Figure 3. Cross-twin correlations and heritability estimates of baroreflex traits.

For both baroreflex traits—baroreflex sequence slope (A) and baroreflex sequence frequency (B)—the cross-twin correlations were higher in MZ than in DZ twins. Significant heritability estimates could be calculated. r, intra-class correlation; h², heritability estimate; 95% confidence interval in brackets; AE, preferred model used to estimate heritability.

Figure 4. Cross-twin correlations and heritability estimates (where applicable) of temperature sensitivity traits.

For all traits except the cold pain threshold, the cross-twin correlations were higher in MZ than in DZ twins. Significant heritability estimates could be calculated for cold (A) and warmth (B) detection thresholds, whereas for the heat (C) and cold (D) pain thresholds, the CE model, not containing a heritable component, was preferred. r, intra-class correlation; h², heritability estimate; 95% confidence interval in brackets; AE/CE, preferred model used to estimate heritability.

Figure 5. Cross-correlations between the investigated sensory traits.
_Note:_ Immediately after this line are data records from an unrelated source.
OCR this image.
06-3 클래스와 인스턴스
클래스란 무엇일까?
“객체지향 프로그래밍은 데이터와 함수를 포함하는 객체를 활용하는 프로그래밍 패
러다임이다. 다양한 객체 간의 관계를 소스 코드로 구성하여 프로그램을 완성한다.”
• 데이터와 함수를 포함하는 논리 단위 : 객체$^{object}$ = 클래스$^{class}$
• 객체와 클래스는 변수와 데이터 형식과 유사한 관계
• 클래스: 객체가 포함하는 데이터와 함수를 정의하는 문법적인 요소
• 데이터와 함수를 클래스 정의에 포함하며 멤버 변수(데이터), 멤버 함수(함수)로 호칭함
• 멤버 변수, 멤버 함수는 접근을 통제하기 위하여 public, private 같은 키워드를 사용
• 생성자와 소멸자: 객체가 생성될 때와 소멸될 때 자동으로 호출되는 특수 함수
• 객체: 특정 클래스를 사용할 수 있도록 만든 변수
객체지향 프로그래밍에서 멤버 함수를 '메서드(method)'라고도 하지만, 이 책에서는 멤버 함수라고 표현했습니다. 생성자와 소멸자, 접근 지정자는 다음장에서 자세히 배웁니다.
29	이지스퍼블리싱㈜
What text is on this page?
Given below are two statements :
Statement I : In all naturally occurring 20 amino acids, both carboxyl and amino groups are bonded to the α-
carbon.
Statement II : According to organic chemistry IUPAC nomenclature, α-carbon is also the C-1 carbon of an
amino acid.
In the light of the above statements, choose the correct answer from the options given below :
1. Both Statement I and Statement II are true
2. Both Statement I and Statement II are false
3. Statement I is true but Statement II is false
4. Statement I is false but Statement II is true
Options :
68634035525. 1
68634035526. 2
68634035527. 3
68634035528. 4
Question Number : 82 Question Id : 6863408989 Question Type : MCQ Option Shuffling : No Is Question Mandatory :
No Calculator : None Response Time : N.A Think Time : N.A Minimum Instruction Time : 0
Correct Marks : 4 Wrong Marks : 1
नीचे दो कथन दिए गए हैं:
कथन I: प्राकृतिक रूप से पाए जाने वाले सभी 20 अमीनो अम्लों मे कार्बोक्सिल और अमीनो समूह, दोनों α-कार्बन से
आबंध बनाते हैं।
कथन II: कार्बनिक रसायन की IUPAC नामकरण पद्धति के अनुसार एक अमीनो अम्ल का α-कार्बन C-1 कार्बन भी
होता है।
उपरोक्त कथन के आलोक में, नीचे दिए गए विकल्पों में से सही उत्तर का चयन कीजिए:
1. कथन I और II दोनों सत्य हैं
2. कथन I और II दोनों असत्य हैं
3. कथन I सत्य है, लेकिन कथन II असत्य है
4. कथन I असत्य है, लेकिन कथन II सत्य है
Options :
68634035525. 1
Three different types of intramodal and intermodal correlations were distinguished (A). Three mechanosensory and one non-mechanosensory intermodal correlation were detected (B). ^ns, not significant; * p<0.05; ** p<0.01; *** p<0.001. False discovery rates for p value cutoff at 0.05 for (1) intramodal correlations: 0.004, (2) mechanosensory intermodal correlations: 0.14, and (3) non-mechanosensory intermodal correlations: 0.83. Values were corrected for age before analysis.

Figure 6. Touch sensitivity in a cohort of hearing impaired individuals compared to a cohort of normal hearing individuals.

Mean performances in the mean vibration detection threshold test as well as in the tactile acuity test were poorer in the hearing impaired cohort. ** p<0.01; *** p<0.001; t test.

Figure 7. Touch sensitivity in different cohorts of people suffering from the Usher syndrome.

The mean tactile acuity and vibration detection thresholds were elevated in the group of people carrying pathogenic mutations in the gene USH2A (A, B) but not in a cohort of Usher syndrome type II patients with unknown genotype where tactile acuity thresholds were lower than in the control cohort (D), and vibration detection thresholds were not significantly different (C). ^ns, not significant; * p<0.05 Student's t test.

Figure 8. Touch sensitivity in a cohort of Braille reading blind people.

The vibration detection threshold was not different in comparison to a control cohort, but the tactile acuity was significantly higher in the blind cohort. *** p<0.001; t test.